Dennoch ist jeder Brandmanager persönlich zutiefst beleidigt, wenn die für sein Produkt zuständige Kreativcrew nicht in ähnlicher Form wie er selbst über die volksfestlichen Überschwänglichkeiten in Verzückung gerät.
Natürlich ist es sinnvoll, die Zielgruppe und ihre Marotten aus dem Effeff zu kennen. Aber, liebe Manager der Hopfen und Malz Vermarktung, dies muss zu keinem lebenslänglichen Studienobjekt werden. Der Besuch einer dieser Veranstaltungen ist völlig ausreichend, um zu wissen, was eure Augen so leuchten lässt. Dabei ist es völlig unerheblich, ob man sich diesen Eindruck-Flash nun auf der Wiesn im Süden oder dem Dom im Norden holt. So sehr Lokalkolorit auch auf einer regionalen Unterschiedlichkeit beharrt, euer Produkt macht Schwaben und Friesen schlussendlich zu Brüdern.

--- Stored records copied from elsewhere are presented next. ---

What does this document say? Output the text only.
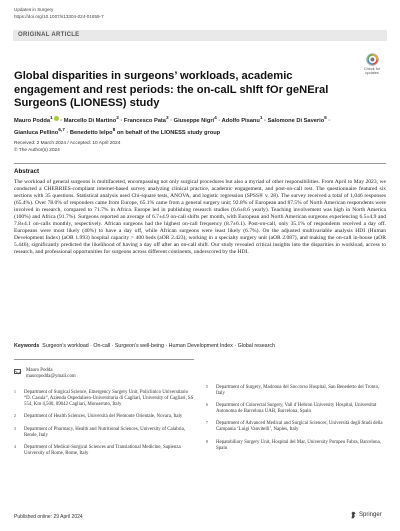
Updates in Surgery
https://doi.org/10.1007/s13304-024-01859-7
ORIGINAL ARTICLE
Check for updates
Global disparities in surgeons’ workloads, academic engagement and rest periods: the on-calL shIft fOr geNEral SurgeonS (LIONESS) study
Mauro Podda$^1$ · Marcello Di Martino$^2$ · Francesco Pata$^3$ · Giuseppe Nigri$^4$ · Adolfo Pisanu$^1$ · Salomone Di Saverio$^5$ ·
Gianluca Pellino$^{6,7}$ · Benedetto Ielpo$^8$ on behalf of the LIONESS study group
Received: 2 March 2024 / Accepted: 10 April 2024
© The Author(s) 2024
Abstract

The workload of general surgeons is multifaceted, encompassing not only surgical procedures but also a myriad of other responsibilities. From April to May 2023, we conducted a CHERRIES-compliant internet-based survey analyzing clinical practice, academic engagement, and post-on-call rest. The questionnaire featured six sections with 35 questions. Statistical analysis used Chi-square tests, ANOVA, and logistic regression (SPSS® v. 28). The survey received a total of 1,046 responses (65.4%). Over 78.0% of responders came from Europe, 65.1% came from a general surgery unit; 92.8% of European and 87.5% of North American respondents were involved in research, compared to 71.7% in Africa. Europe led in publishing research studies (6.6±8.6 yearly). Teaching involvement was high in North America (100%) and Africa (91.7%). Surgeons reported an average of 6.7±4.9 on-call shifts per month, with European and North American surgeons experiencing 6.5±4.9 and 7.8±4.1 on-calls monthly, respectively. African surgeons had the highest on-call frequency (8.7±6.1). Post-on-call, only 35.1% of respondents received a day off. Europeans were most likely (40%) to have a day off, while African surgeons were least likely (6.7%). On the adjusted multivariable analysis HDI (Human Development Index) (aOR 1.993) hospital capacity > 400 beds (aOR 2.423), working in a specialty surgery unit (aOR 2.087), and making the on-call in-house (aOR 5.446), significantly predicted the likelihood of having a day off after an on-call shift. Our study revealed critical insights into the disparities in workload, access to research, and professional opportunities for surgeons across different continents, underscored by the HDI.

Keywords Surgeon’s workload · On-call · Surgeon’s well-being · Human Development Index · Global research
Mauro Podda
mauropodda@ymail.com
1	Department of Surgical Science, Emergency Surgery Unit, Policlinico Universitario “D. Casula”, Azienda Ospedaliero-Universitaria di Cagliari, University of Cagliari, SS 554, Km 4,500, 09042 Cagliari, Monserrato, Italy
2	Department of Health Sciences, Università del Piemonte Orientale, Novara, Italy
3	Department of Pharmacy, Health and Nutritional Sciences, University of Calabria, Rende, Italy
4	Department of Medical-Surgical Sciences and Translational Medicine, Sapienza University of Rome, Rome, Italy
5	Department of Surgery, Madonna del Soccorso Hospital, San Benedetto del Tronto, Italy
6	Department of Colorectal Surgery, Vall d’Hebron University Hospital, Universitat Autonoma de Barcelona UAB, Barcelona, Spain
7	Department of Advanced Medical and Surgical Sciences, Università degli Studi della Campania ‘Luigi Vanvitelli’, Naples, Italy
8	Hepatobiliary Surgery Unit, Hospital del Mar, University Pompeu Fabra, Barcelona, Spain
Published online: 29 April 2024	Springer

Also lasst uns ohne wiederholten Anschauungsunterricht arbeiten. Nehmt es nicht übel, wenn wir uns nicht einer rauen Wirklichkeit der Bierzelte aussetzen wollen, sondern lieber im Ideal verharren. Oder fordert ihr tatsächlich, dass Thrillerautoren die Morde, über die sie ihre Romane schreiben, auch wirklich begangen haben?